The late autumn shooting in England has been fortunate for Steers and crew as the weather has been temperate. While some locations were also used in prior adaptations of the novel, the new versions give different perspectives on the sites. With a shooting schedule of less than fifty days, Steers praised the crew for being a great team in getting this shoot done on time and budget.
“There are four stages of the disease: you become infected, then a full blown zombie, and then begin decomposing. You then have crypto-zombies that have not completely gone over.”
These crypto-zombies are results of the evolved virus and are able to maintain brain function and become leaders amongst the undead. Steers knew he was setting the stage for this fictional world. Characters like Wickham (Jack Huston) have become more developed than in the Austen novel. Wickham has become the primary antagonist and is now more “testicular” according to Steers.

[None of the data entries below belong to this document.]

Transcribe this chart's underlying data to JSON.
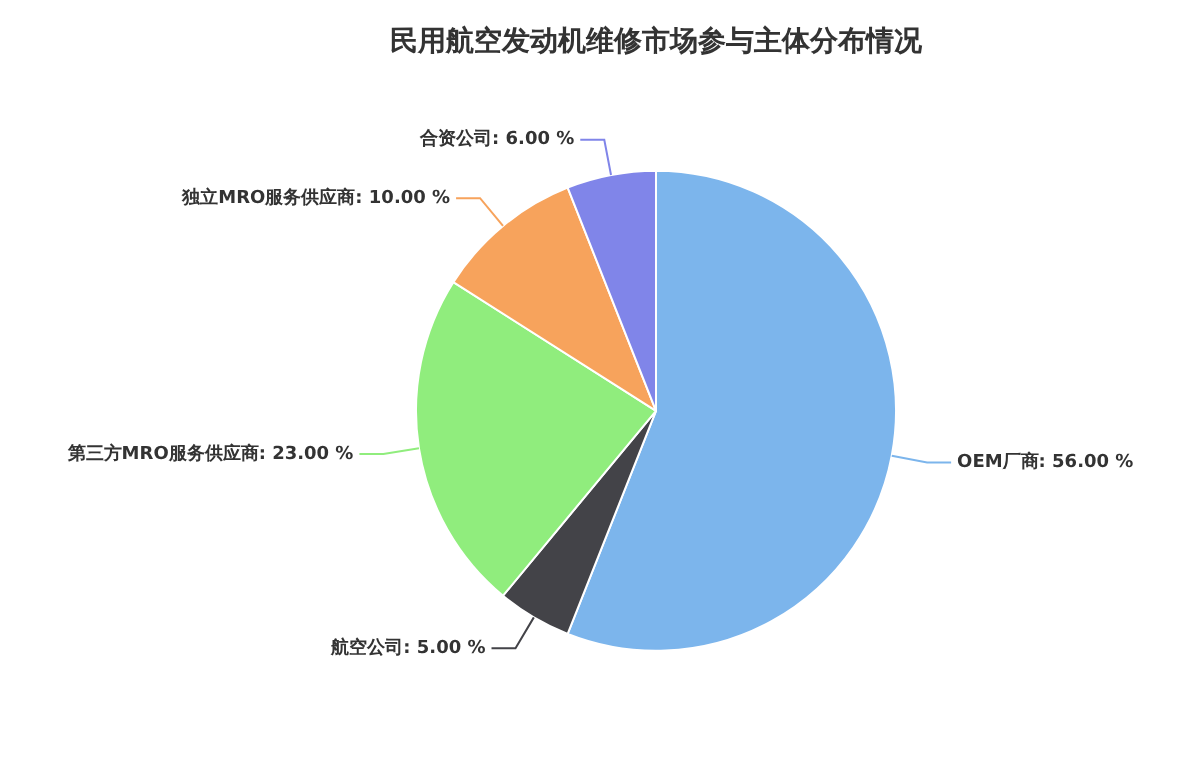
{
  "chart_data": {
    "type": "pie",
    "title": "民用航空发动机维修市场参与主体分布情况",
    "categories": [
      "OEM厂商",
      "航空公司",
      "第三方MRO服务供应商",
      "独立MRO服务供应商",
      "合资公司"
    ],
    "values": [
      56,
      5,
      23,
      10,
      6
    ],
    "value_labels": [
      "56.00 %",
      "5.00 %",
      "23.00 %",
      "10.00 %",
      "6.00 %"
    ],
    "colors": [
      "#7cb5ec",
      "#434348",
      "#90ed7d",
      "#f7a35c",
      "#8085e9"
    ],
    "legend": false
  }
}
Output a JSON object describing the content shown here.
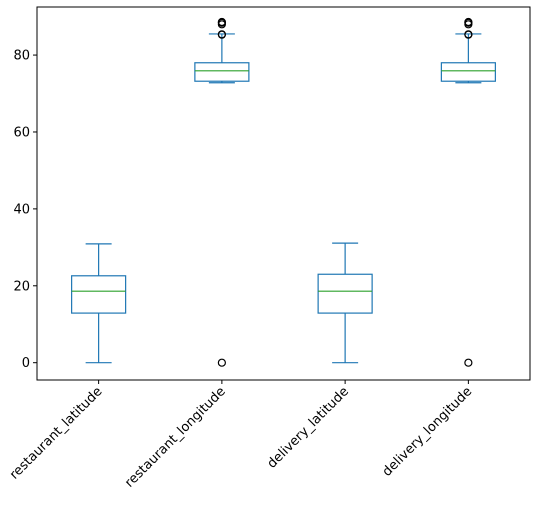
{
  "chart_data": {
    "type": "boxplot",
    "title": "",
    "xlabel": "",
    "ylabel": "",
    "ylim": [
      -4.5,
      92.5
    ],
    "yticks": [
      0,
      20,
      40,
      60,
      80
    ],
    "ytick_labels": [
      "0",
      "20",
      "40",
      "60",
      "80"
    ],
    "grid": false,
    "legend": "none",
    "colors": {
      "box": "#1f77b4",
      "median": "#2ca02c",
      "flier": "#000000"
    },
    "categories": [
      "restaurant_latitude",
      "restaurant_longitude",
      "delivery_latitude",
      "delivery_longitude"
    ],
    "series": [
      {
        "category": "restaurant_latitude",
        "whislo": 0,
        "q1": 12.9,
        "med": 18.6,
        "q3": 22.6,
        "whishi": 30.9,
        "fliers": []
      },
      {
        "category": "restaurant_longitude",
        "whislo": 72.8,
        "q1": 73.2,
        "med": 75.9,
        "q3": 78.0,
        "whishi": 85.5,
        "fliers": [
          0,
          85.3,
          85.4,
          88.0,
          88.4,
          88.6
        ]
      },
      {
        "category": "delivery_latitude",
        "whislo": 0,
        "q1": 12.9,
        "med": 18.6,
        "q3": 23.0,
        "whishi": 31.1,
        "fliers": []
      },
      {
        "category": "delivery_longitude",
        "whislo": 72.8,
        "q1": 73.2,
        "med": 75.9,
        "q3": 78.0,
        "whishi": 85.5,
        "fliers": [
          0,
          85.3,
          85.4,
          88.0,
          88.4,
          88.6
        ]
      }
    ]
  }
}
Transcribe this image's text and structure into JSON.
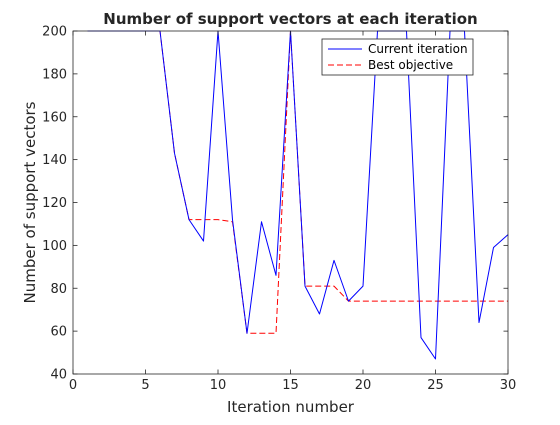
{
  "chart_data": {
    "type": "line",
    "title": "Number of support vectors at each iteration",
    "xlabel": "Iteration number",
    "ylabel": "Number of support vectors",
    "xlim": [
      0,
      30
    ],
    "ylim": [
      40,
      200
    ],
    "xticks": [
      0,
      5,
      10,
      15,
      20,
      25,
      30
    ],
    "yticks": [
      40,
      60,
      80,
      100,
      120,
      140,
      160,
      180,
      200
    ],
    "grid": false,
    "legend_position": "top-right",
    "series": [
      {
        "name": "Current iteration",
        "color": "#0000ff",
        "style": "solid",
        "x": [
          1,
          2,
          3,
          4,
          5,
          6,
          7,
          8,
          9,
          10,
          11,
          12,
          13,
          14,
          15,
          16,
          17,
          18,
          19,
          20,
          21,
          22,
          23,
          24,
          25,
          26,
          27,
          28,
          29,
          30
        ],
        "y": [
          200,
          200,
          200,
          200,
          200,
          200,
          143,
          112,
          102,
          200,
          112,
          59,
          111,
          86,
          200,
          81,
          68,
          93,
          74,
          81,
          200,
          200,
          200,
          57,
          47,
          200,
          200,
          64,
          99,
          105
        ]
      },
      {
        "name": "Best objective",
        "color": "#ff0000",
        "style": "dashed",
        "x": [
          1,
          2,
          3,
          4,
          5,
          6,
          7,
          8,
          9,
          10,
          11,
          12,
          13,
          14,
          15,
          16,
          17,
          18,
          19,
          20,
          21,
          22,
          23,
          24,
          25,
          26,
          27,
          28,
          29,
          30
        ],
        "y": [
          200,
          200,
          200,
          200,
          200,
          200,
          143,
          112,
          112,
          112,
          111,
          59,
          59,
          59,
          200,
          81,
          81,
          81,
          74,
          74,
          74,
          74,
          74,
          74,
          74,
          74,
          74,
          74,
          74,
          74
        ]
      }
    ]
  }
}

On Sequels and Franchise Potential
While there are currently no plans to adapt the prequel and sequel novels, Steers has intentionally left that door wide open.
It played out naturally. The things I set up have not been resolved in this. The Pride and Prejudice resolves, but the other big issues have not been resolved.
If a sequel were to happen, Steers envisions taking the characters into an original direction like the BBC film Death Comes To Pemberley. This film is being made for a target audience, but Steers is not pandering and is aiming to make the best film he can. With concern that there could be information overload in trying to get audiences adjusted to this fantastical world, Steers has a single goal.
“I’ve made a point of keeping it engaging. There is a basic thing in movies of knowing who the good guys are and the bad guys are so you know who to root for, the rest is a given…as long as it comes out as something the characters are interested in, you can get away with it. This is still the template: Pride and Prejudice a romantic comedy and it works.”
PRIDE AND PREJUDICE AND ZOMBIES opens in theaters on February 5th, 2016.